El último informe de perspectivas soberanas africanas de la agencia, publicado el lunes, muestra que los reembolsos de deuda externa de los gobiernos son ahora más de tres veces mayores que en 2012.

"Un endeudamiento estructuralmente alto y bases de ingresos bajas y concentradas seguirán representando riesgos clave y, con reembolsos de deuda externa gubernamental que probablemente superen los 90.000 millones de dólares este año, las vulnerabilidades externas también han aumentado", escribió Benjamin Young de S&P en el informe.

"Los reembolsos de deuda externa de los gobiernos están acercándose a su punto máximo."

Egipto representa casi un tercio del total de este año, con 27.000 millones de dólares en reembolsos de principal, seguido por Angola, Sudáfrica y Nigeria.

S&P señaló que las calificaciones soberanas promedio en la región han alcanzado sus niveles más altos desde finales de 2020, reflejando el impulso de las reformas y un crecimiento mejorado. Sin embargo, esto es una señal de que los principales indicadores crediticios se están estabilizando más que mejorando significativamente, ya que los ajustes estructurales para reducir las cargas de deuda suelen requerir plazos más largos, según los analistas de S&P.

El alivio de las condiciones financieras globales y el interés de los inversores por diversificar sus inversiones han reabierto la puerta para que varios soberanos africanos accedan a los mercados de capitales internacionales.

No obstante, algunos de ellos, como la República del Congo, han tenido que ofrecer rendimientos de dos dígitos en los últimos meses, lo que se considera demasiado costoso para los emisores, y varios gobiernos han recurrido a acuerdos fuera del mercado, como colocaciones privadas o swaps de retorno total.
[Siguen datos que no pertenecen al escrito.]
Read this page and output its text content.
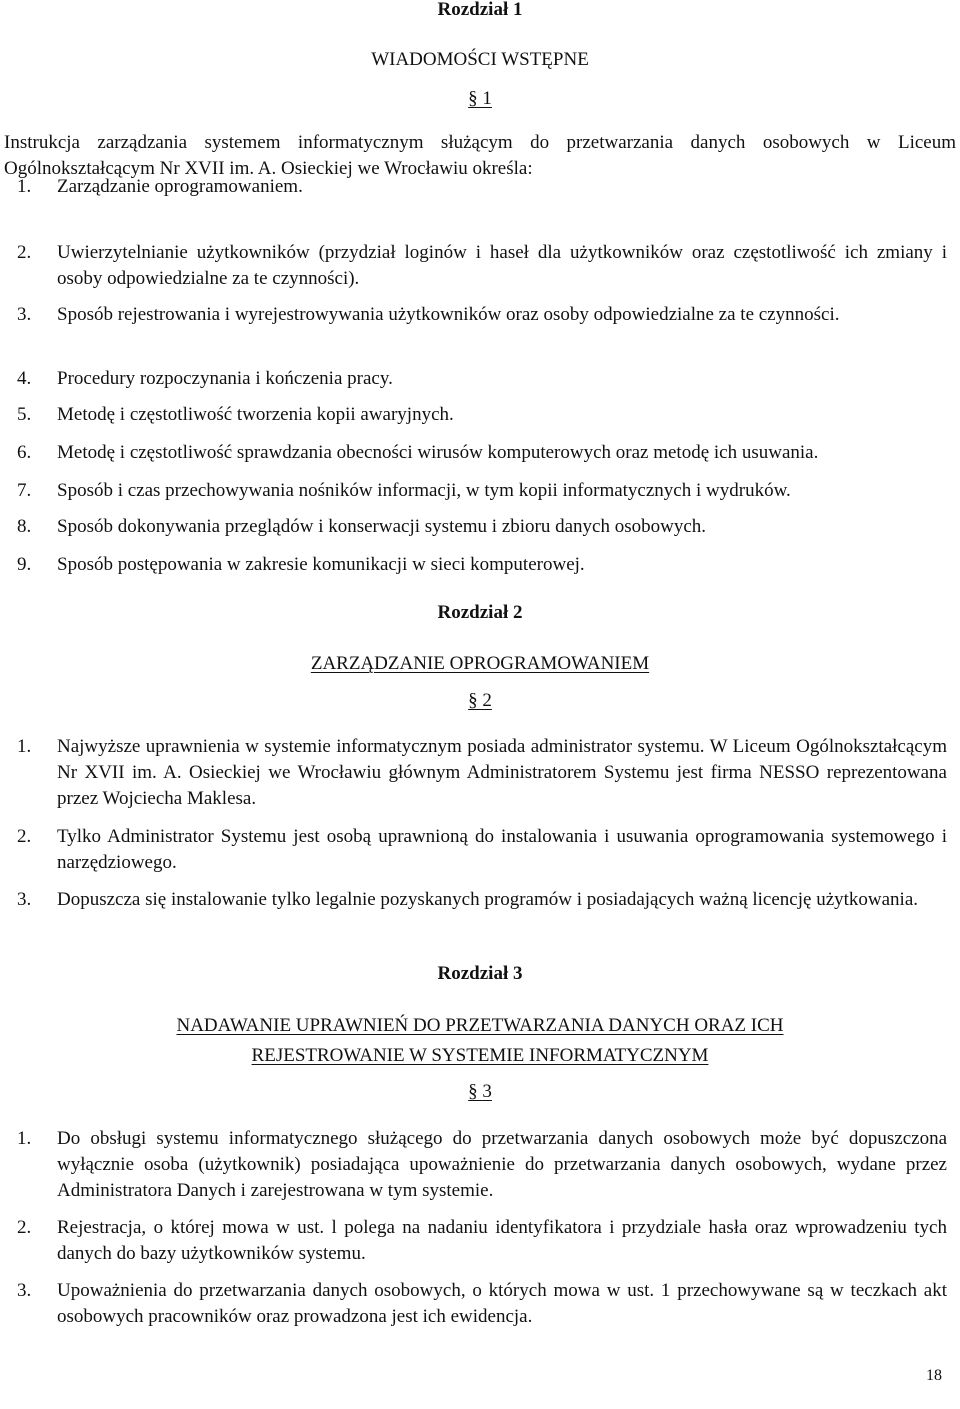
Rozdział 1
WIADOMOŚCI WSTĘPNE
§ 1
Instrukcja zarządzania systemem informatycznym służącym do przetwarzania danych osobowych w Liceum Ogólnokształcącym Nr XVII im. A. Osieckiej we Wrocławiu określa:
1. Zarządzanie oprogramowaniem.
2. Uwierzytelnianie użytkowników (przydział loginów i haseł dla użytkowników oraz częstotliwość ich zmiany i osoby odpowiedzialne za te czynności).
3. Sposób rejestrowania i wyrejestrowywania użytkowników oraz osoby odpowiedzialne za te czynności.
4. Procedury rozpoczynania i kończenia pracy.
5. Metodę i częstotliwość tworzenia kopii awaryjnych.
6. Metodę i częstotliwość sprawdzania obecności wirusów komputerowych oraz metodę ich usuwania.
7. Sposób i czas przechowywania nośników informacji, w tym kopii informatycznych i wydruków.
8. Sposób dokonywania przeglądów i konserwacji systemu i zbioru danych osobowych.
9. Sposób postępowania w zakresie komunikacji w sieci komputerowej.
Rozdział 2
ZARZĄDZANIE OPROGRAMOWANIEM
§ 2
1. Najwyższe uprawnienia w systemie informatycznym posiada administrator systemu. W Liceum Ogólnokształcącym Nr XVII im. A. Osieckiej we Wrocławiu głównym Administratorem Systemu jest firma NESSO reprezentowana przez Wojciecha Maklesa.
2. Tylko Administrator Systemu jest osobą uprawnioną do instalowania i usuwania oprogramowania systemowego i narzędziowego.
3. Dopuszcza się instalowanie tylko legalnie pozyskanych programów i posiadających ważną licencję użytkowania.
Rozdział 3
NADAWANIE UPRAWNIEŃ DO PRZETWARZANIA DANYCH ORAZ ICH
REJESTROWANIE W SYSTEMIE INFORMATYCZNYM
§ 3
1. Do obsługi systemu informatycznego służącego do przetwarzania danych osobowych może być dopuszczona wyłącznie osoba (użytkownik) posiadająca upoważnienie do przetwarzania danych osobowych, wydane przez Administratora Danych i zarejestrowana w tym systemie.
2. Rejestracja, o której mowa w ust. l polega na nadaniu identyfikatora i przydziale hasła oraz wprowadzeniu tych danych do bazy użytkowników systemu.
3. Upoważnienia do przetwarzania danych osobowych, o których mowa w ust. 1 przechowywane są w teczkach akt osobowych pracowników oraz prowadzona jest ich ewidencja.
18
Se prevé que el crecimiento económico se mantenga estable, con un crecimiento promedio del PIB real del 4,5% en 2026, mientras que se espera que los déficits fiscales se consoliden moderadamente hasta el 3,5% del PIB. Sin embargo, se anticipa que la deuda gubernamental seguirá elevada, en torno al 61% del PIB en promedio.

El aumento de la carga de amortización de la deuda está llevando a varios gobiernos a recurrir a estrategias de gestión de pasivos, como recompras, canjes y extensiones de vencimientos, para reducir los riesgos de refinanciación. 

Entre los usuarios destacados de estos enfoques se encuentran Costa de Marfil, Benín, Uganda, República del Congo, Mozambique, Kenia y Sudáfrica.